StatsFuns.normlogpdf
. So in this particular case you probably shouldn’t use it.
All in all, your example should be something like:
using Tullio, CUDA
X = rand(960*950);
Y = rand(960*950);
sig = 1.0
f(X, Y, sig) = sum(StatsFuns.normlogpdf.(X, sig, Y))
g(X, Y, sig) = @tullio lp = StatsFuns.normlogpdf(X[i], sig, Y[i])
@benchmark $f($X, $Y, $sig)
# BenchmarkTools.Trial:
# memory estimate: 6.96 MiB
# allocs estimate: 2
# --------------
# minimum time: 6.359 ms (0.00% GC)
# median time: 6.662 ms (0.00% GC)
# mean time: 6.847 ms (1.98% GC)
# maximum time: 11.060 ms (23.53% GC)
# --------------
# samples: 730
# evals/sample: 1
@benchmark $g($X, $Y, $sig)
# BenchmarkTools.Trial:
# memory estimate: 128 bytes
# allocs estimate: 5
# --------------
# minimum time: 6.571 ms (0.00% GC)
# median time: 6.799 ms (0.00% GC)
# mean time: 6.821 ms (0.00% GC)
# maximum time: 8.835 ms (0.00% GC)
# --------------
# samples: 732
# evals/sample: 1
# Circumvent if-statements used in `StatsFuns.normlogpdf(::Number, ::Number, ::Number)`.

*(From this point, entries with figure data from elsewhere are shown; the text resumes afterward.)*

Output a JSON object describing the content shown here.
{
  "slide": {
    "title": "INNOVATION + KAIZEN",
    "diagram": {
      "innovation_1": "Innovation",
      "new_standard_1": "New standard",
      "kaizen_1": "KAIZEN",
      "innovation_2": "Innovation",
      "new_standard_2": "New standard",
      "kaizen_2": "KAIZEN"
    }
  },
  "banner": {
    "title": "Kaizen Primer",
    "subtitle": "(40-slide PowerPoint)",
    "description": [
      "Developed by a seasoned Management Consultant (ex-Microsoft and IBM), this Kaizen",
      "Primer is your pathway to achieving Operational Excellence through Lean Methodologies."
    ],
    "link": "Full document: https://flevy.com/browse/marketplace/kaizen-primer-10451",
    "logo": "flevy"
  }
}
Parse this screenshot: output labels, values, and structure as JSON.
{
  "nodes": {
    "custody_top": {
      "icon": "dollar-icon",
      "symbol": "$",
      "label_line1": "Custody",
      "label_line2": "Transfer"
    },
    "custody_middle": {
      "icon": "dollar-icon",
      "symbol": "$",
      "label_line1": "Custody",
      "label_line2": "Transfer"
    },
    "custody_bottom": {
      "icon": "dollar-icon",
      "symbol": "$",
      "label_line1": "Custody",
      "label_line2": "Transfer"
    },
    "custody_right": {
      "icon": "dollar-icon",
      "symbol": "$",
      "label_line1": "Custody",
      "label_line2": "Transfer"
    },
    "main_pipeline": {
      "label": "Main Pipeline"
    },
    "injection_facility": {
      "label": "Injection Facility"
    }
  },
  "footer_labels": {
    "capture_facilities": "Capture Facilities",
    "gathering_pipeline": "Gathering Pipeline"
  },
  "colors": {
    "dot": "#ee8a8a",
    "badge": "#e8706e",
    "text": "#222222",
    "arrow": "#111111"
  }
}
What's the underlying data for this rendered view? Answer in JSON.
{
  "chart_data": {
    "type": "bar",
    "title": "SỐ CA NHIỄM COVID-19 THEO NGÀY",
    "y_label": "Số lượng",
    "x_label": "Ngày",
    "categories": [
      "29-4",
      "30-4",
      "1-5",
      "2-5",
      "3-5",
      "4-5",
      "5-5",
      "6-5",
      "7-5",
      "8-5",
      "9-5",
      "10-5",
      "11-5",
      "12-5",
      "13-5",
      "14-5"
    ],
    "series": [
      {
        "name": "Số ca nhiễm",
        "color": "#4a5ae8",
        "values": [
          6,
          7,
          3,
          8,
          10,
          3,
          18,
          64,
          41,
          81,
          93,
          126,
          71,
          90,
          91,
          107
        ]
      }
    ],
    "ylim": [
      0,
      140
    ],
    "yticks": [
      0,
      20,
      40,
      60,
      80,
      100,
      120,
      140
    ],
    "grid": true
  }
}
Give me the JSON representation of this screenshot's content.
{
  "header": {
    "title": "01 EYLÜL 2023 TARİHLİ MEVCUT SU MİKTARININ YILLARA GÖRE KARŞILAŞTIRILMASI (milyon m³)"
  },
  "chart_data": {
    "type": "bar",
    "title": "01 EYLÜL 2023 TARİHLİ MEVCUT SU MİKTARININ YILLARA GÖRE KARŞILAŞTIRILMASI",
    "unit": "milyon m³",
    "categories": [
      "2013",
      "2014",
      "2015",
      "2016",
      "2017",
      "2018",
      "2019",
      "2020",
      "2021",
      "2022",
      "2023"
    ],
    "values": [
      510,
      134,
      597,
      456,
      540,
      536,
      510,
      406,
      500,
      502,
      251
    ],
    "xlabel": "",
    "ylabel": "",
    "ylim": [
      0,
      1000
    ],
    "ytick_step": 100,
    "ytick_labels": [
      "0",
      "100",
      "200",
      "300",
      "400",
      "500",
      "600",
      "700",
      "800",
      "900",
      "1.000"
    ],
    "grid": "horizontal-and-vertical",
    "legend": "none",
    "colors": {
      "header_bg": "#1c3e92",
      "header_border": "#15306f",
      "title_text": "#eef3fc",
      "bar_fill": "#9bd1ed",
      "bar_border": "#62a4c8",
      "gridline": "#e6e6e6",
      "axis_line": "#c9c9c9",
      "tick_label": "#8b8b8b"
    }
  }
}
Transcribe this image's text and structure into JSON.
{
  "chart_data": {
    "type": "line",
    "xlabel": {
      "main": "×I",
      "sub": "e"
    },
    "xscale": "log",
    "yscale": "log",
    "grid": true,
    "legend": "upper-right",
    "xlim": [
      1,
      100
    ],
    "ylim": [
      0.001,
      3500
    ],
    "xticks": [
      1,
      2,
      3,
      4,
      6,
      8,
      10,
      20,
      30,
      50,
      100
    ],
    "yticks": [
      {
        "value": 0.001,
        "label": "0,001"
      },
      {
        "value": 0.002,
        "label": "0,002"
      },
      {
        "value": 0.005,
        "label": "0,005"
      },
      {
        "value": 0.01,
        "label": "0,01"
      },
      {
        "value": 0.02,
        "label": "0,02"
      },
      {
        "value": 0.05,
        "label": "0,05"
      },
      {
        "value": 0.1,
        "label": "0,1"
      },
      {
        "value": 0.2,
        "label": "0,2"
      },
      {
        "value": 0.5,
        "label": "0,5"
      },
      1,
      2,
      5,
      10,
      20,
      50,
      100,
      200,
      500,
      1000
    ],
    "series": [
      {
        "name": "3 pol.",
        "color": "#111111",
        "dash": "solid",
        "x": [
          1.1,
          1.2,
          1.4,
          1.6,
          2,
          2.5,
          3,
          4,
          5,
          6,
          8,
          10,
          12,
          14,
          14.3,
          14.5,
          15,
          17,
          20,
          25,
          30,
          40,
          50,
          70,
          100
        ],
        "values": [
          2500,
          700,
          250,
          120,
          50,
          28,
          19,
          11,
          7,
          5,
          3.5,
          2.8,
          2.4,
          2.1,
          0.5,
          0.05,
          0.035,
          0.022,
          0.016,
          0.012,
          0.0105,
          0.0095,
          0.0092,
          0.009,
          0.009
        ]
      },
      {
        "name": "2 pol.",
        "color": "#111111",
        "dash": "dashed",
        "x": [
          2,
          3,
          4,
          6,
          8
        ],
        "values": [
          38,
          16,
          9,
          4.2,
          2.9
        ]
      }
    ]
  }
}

h(X, Y, sig) = sum(StatsFuns.normlogpdf.(Y - X / sig))
i(X, Y, sig) = @tullio (+) lp = StatsFuns.normlogpdf(Y[i] - X[i] / sig)
@benchmark $h($X, $Y, $sig)
# markTools.Trial:
# memory estimate: 20.87 MiB
# allocs estimate: 6
# --------------
# minimum time: 2.947 ms (0.00% GC)
# median time: 3.497 ms (0.00% GC)
# mean time: 4.436 ms (12.28% GC)
# maximum time: 13.297 ms (25.54% GC)
# --------------
# samples: 1123
# evals/sample: 1
@benchmark $i($X, $Y, $sig)
# BenchmarkTools.Trial:
# memory estimate: 128 bytes
# allocs estimate: 5
# --------------
# minimum time: 476.989 μs (0.00% GC)
# median time: 556.951 μs (0.00% GC)
# mean time: 562.737 μs (0.00% GC)
# maximum time: 999.113 μs (0.00% GC)
# --------------
# samples: 8765
# evals/sample: 1
But as mentioned above, you want gradients through it, so your best bet here is probably just to use h
in the above example. EDIT: Actually, it might work very nicely with ForwardDiff.jl? I just know that for reverse-rules then you can’t use “complex” function calls on the RHS.